WASHINGTON — Women’s apparel prices at retail and wholesale showed only marginal inflation in March.
The Labor Department reported Wednesday in its Consumer Price Index that retail prices for women’s apparel in March increased a seasonally adjusted 0.5 percent against February but were down 0.9 percent against March 1993 levels. Prices for all goods increased 0.3 percent for the month and 2.5 percent from year-earlier levels.
Wholesale prices for U.S.-manufactured women’s apparel in March increased a seasonally adjusted 0.2 percent against February, the same increase seen for all finished goods, while prices for textiles at the producer level were down 0.1 percent.
Compared to March 1993, women’s apparel prices at wholesale were up 0.1 percent, and textile prices were off 0.1 percent. Wholesale prices for all finished goods were up 0.2 percent over the 12-month period.
Carl Priestland, economist with the American Apparel Manufacturers Association, said the slight inflation at the producer and retail levels bodes well for a continued strengthening of the economy.
“It’s not the same kind of robust recovery we’ve seen. We’re not rushing out of recession, which provides better grounding for further growth instead of what you get when the economy takes off and inflation takes hold,” Priestland said.
Overall, apparel prices at retail increased 0.8 percent and were down 0.5 percent from March 1993, while girls’ apparel prices were up 0.5 percent for the month and down 0.7 percent over the year. Men’s wear prices were unchanged for the month and down 2.4 percent over the 12-month period.
The year-to-year declines in retail apparel prices are unusual, given that March is typically the month for full-price spring introductions, a Labor analyst said. By comparison, women’s apparel prices last March were up 4.1 percent against March 1992. In March 1991, women’s apparel prices posted a 12-month increase of 2.9 percent.

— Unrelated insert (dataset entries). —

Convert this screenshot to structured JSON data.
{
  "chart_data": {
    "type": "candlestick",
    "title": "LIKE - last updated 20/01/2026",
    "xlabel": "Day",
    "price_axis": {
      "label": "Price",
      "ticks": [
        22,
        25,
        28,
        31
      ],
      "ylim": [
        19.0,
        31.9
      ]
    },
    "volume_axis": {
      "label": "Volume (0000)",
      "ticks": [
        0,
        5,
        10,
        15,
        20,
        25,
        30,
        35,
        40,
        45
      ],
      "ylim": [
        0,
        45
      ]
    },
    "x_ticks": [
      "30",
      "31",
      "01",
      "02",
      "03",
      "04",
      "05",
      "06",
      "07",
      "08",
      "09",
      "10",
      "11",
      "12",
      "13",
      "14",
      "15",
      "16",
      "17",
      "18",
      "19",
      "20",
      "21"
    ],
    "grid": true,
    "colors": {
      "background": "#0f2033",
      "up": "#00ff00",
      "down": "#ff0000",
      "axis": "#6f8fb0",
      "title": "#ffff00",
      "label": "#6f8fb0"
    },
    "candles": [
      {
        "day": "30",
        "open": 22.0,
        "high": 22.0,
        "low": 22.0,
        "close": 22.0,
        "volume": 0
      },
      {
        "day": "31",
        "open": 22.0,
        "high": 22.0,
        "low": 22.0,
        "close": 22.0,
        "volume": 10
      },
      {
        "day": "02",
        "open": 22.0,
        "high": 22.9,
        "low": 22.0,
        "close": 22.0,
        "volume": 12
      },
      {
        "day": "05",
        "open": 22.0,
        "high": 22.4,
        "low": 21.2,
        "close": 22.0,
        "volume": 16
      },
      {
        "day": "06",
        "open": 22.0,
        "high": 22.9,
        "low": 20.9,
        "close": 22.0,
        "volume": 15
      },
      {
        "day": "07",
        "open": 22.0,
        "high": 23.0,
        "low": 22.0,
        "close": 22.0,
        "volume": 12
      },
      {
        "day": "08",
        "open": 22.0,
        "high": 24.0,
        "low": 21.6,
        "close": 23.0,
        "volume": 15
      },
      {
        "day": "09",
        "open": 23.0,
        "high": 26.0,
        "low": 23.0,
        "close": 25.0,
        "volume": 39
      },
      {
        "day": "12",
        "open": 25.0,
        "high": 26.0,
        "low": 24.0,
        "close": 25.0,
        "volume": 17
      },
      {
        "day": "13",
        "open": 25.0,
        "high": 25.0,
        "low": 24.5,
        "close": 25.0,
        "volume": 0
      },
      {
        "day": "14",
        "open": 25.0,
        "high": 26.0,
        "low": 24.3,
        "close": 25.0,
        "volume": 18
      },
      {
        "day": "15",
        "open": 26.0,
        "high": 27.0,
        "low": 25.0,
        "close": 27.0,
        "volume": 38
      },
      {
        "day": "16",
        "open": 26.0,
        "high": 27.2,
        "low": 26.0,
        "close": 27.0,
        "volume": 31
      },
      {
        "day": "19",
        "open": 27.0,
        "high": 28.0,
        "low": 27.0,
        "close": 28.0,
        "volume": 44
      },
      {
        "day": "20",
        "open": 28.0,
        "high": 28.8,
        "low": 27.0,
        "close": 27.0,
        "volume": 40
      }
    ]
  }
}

Among the women’s apparel categories with notable retail price fluctuations were coats and jackets, down 1.3 percent for the month and down 3.6 percent from March 1993; and dresses, down 4.7 percent in March and down 2 percent over the 12-month period.
Retail prices for separates and sportswear increased 2.2 percent for the month and 2.4 percent from March 1993, as suits increased 1.8 percent last month and 5.6 percent over the year.

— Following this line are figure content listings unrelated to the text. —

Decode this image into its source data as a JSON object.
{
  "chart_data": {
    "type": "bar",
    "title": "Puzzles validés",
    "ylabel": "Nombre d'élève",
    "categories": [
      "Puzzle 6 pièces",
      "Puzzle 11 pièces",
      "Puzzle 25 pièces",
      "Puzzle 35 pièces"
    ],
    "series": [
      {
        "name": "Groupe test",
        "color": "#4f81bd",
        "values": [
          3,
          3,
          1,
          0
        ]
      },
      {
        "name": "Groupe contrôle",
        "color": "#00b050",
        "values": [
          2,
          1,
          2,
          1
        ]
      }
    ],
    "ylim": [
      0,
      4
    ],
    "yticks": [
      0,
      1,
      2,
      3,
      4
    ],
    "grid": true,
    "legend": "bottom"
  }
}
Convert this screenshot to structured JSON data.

Meanwhile, wholesale prices for all apparel were unchanged in March against February and were up 0.2 percent over the year. In addition, prices for men’s and boys’ apparel at the producer level were unchanged for the month and were up 0.3 percent from year-ago levels. Wholesale prices for girls’, children’s and infants’ apparel in March increased 0.3 percent and 0.2 percent from year-ago levels.
Women’s apparel categories experiencing notable wholesale price fluctuations were sweaters, jackets and jerseys, up 0.8 percent for the month and 0.8 percent over the year; slacks, down 0.2 percent from February and 3.4 percent from March 1993; and blouses and shirts, down 0.3 percent from February and up 3.5 percent over the 12-month period.
Inflation in the domestic textile industry has been nonexistent, with prices declining about 0.1 percent monthly for five months, said Dave Link, economist with the American Textile Manufacturers Institute. Link was surprised to see wholesale textile prices decline in March, given that cotton and man-made prices have been on the rise.